Liu Anjin, Lu Jie, Zhang Guangquan
IEEE Trans Neural Netw Learn Syst. 2021 Jan;32(1):293-307. doi: 10.1109/TNNLS.2020.2978523. Epub 2021 Jan 4.
Concept drift refers to changes in the distribution of underlying data and is an inherent property of evolving data streams. Ensemble learning, with dynamic classifiers, has proved to be an efficient method of handling concept drift. However, the best way to create and maintain ensemble diversity with evolving streams is still a challenging problem. In contrast to estimating diversity via inputs, outputs, or classifier parameters, we propose a diversity measurement based on whether the ensemble members agree on the probability of a regional distribution change. In our method, estimations over regional distribution changes are used as instance weights. Constructing different region sets through different schemes will lead to different drift estimation results, thereby creating diversity. The classifiers that disagree the most are selected to maximize diversity. Accordingly, an instance-based ensemble learning algorithm, called the diverse instance-weighting ensemble (DiwE), is developed to address concept drift for data stream classification problems. Evaluations of various synthetic and real-world data stream benchmarks show the effectiveness and advantages of the proposed algorithm.

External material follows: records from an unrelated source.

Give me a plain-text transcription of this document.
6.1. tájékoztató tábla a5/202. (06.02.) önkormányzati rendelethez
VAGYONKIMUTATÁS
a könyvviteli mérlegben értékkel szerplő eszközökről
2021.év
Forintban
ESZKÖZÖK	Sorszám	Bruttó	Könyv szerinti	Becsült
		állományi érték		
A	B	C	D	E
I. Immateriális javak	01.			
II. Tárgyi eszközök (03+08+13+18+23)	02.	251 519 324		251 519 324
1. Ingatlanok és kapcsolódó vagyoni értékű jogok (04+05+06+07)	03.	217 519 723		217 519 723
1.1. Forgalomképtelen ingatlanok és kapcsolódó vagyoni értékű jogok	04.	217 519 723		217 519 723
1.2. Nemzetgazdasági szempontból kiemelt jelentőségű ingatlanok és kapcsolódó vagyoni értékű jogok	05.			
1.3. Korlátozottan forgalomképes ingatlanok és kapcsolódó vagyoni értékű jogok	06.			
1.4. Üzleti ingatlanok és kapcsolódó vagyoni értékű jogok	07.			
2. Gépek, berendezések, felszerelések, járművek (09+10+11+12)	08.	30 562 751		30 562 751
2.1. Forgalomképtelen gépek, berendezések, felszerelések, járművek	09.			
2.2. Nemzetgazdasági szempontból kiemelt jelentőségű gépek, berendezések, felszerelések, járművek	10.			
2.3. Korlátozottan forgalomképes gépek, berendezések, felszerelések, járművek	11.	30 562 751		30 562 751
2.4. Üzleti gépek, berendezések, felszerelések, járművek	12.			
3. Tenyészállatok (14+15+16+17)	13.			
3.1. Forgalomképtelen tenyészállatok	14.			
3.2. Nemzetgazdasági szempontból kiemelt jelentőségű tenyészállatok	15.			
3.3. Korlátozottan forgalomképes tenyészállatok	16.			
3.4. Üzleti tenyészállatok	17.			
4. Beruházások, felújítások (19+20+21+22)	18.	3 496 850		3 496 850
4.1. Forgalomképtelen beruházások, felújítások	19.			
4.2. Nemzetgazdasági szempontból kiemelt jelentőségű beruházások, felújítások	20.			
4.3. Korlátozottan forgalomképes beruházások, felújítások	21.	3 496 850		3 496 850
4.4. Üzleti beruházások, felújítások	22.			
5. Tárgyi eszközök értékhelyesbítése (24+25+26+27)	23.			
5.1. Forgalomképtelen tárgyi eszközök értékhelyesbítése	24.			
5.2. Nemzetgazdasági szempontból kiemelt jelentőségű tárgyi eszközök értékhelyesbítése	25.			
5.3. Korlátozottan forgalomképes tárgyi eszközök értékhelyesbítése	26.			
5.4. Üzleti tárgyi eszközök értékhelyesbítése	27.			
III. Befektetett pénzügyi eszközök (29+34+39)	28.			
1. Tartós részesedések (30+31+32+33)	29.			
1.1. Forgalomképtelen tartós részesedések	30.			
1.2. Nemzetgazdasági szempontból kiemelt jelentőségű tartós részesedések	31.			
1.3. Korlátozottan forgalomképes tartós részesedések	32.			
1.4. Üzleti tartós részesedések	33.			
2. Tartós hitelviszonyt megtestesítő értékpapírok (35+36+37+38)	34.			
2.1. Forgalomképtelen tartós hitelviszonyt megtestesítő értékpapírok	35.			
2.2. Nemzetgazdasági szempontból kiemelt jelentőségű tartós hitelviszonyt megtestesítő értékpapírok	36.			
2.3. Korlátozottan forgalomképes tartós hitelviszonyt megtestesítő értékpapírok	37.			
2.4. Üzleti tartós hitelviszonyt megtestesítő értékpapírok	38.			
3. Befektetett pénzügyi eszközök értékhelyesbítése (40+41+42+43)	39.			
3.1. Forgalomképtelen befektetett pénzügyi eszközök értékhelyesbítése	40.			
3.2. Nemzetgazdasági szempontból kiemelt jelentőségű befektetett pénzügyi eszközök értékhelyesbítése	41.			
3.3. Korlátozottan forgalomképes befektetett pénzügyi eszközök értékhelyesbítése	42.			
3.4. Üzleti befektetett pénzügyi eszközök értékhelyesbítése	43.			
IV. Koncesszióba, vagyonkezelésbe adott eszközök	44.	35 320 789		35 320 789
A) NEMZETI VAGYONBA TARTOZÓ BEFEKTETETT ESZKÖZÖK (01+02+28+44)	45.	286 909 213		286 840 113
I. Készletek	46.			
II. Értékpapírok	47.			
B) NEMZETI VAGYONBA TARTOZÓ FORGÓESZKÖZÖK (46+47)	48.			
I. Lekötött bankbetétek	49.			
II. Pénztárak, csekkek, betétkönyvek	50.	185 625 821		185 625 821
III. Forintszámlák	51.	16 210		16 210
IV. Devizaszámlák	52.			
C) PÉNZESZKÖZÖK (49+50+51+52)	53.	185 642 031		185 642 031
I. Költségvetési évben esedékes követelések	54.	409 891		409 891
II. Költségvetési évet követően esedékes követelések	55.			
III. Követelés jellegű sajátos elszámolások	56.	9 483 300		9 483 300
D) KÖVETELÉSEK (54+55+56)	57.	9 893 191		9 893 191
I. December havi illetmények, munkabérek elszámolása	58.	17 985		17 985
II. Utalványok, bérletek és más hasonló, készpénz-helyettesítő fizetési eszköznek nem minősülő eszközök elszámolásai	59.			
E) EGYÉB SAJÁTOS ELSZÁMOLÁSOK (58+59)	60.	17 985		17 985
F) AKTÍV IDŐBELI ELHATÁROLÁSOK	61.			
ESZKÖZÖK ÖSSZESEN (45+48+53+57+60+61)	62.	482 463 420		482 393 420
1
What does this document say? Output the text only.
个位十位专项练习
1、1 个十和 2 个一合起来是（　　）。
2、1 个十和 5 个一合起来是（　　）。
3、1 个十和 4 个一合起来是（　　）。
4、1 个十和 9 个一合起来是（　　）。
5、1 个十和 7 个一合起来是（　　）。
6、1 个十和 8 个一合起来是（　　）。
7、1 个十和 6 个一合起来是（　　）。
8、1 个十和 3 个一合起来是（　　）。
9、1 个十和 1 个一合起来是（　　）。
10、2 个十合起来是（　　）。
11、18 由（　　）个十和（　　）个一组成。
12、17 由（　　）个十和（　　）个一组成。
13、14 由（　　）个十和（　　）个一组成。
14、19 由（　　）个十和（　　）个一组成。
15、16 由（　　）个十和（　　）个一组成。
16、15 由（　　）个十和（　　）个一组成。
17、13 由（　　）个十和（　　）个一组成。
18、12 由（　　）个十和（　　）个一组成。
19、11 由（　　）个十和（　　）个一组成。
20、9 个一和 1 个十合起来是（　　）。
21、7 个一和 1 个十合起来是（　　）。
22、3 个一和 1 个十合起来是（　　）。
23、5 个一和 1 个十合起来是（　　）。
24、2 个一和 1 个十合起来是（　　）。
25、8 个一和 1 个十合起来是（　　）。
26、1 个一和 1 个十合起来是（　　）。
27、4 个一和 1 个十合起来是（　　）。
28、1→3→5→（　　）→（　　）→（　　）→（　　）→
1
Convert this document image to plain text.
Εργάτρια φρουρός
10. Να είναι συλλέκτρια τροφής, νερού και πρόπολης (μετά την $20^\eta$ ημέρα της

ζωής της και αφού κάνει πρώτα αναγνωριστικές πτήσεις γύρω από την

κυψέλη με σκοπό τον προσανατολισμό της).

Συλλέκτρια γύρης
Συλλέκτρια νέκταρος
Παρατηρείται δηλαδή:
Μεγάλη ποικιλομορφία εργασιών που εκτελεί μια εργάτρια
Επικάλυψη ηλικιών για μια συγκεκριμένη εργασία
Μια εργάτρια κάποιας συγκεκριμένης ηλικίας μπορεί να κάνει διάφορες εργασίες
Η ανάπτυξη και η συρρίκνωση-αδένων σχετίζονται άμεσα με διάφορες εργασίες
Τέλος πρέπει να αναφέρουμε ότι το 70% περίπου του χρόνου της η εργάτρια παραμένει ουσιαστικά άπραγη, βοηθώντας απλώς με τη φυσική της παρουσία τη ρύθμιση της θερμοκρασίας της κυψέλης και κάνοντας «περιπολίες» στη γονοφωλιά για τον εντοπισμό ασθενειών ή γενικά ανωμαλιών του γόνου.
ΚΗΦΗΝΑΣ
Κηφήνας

概念漂移是指基础数据分布的变化,是不断演变的数据流的固有属性。具有动态分类器的集成学习已被证明是处理概念漂移的一种有效方法。然而,随着数据流的不断演变,创建和维持集成多样性的最佳方法仍然是一个具有挑战性的问题。与通过输入、输出或分类器参数估计多样性不同,我们提出了一种基于集成成员是否就区域分布变化的概率达成一致的多样性度量方法。在我们的方法中,对区域分布变化的估计用作实例权重。通过不同方案构建不同的区域集将导致不同的漂移估计结果,从而创造多样性。选择分歧最大的分类器以最大化多样性。因此,开发了一种基于实例的集成学习算法,称为多样实例加权集成(DiwE),以解决数据流分类问题中的概念漂移。对各种合成和真实世界数据流基准的评估表明了所提算法的有效性和优势。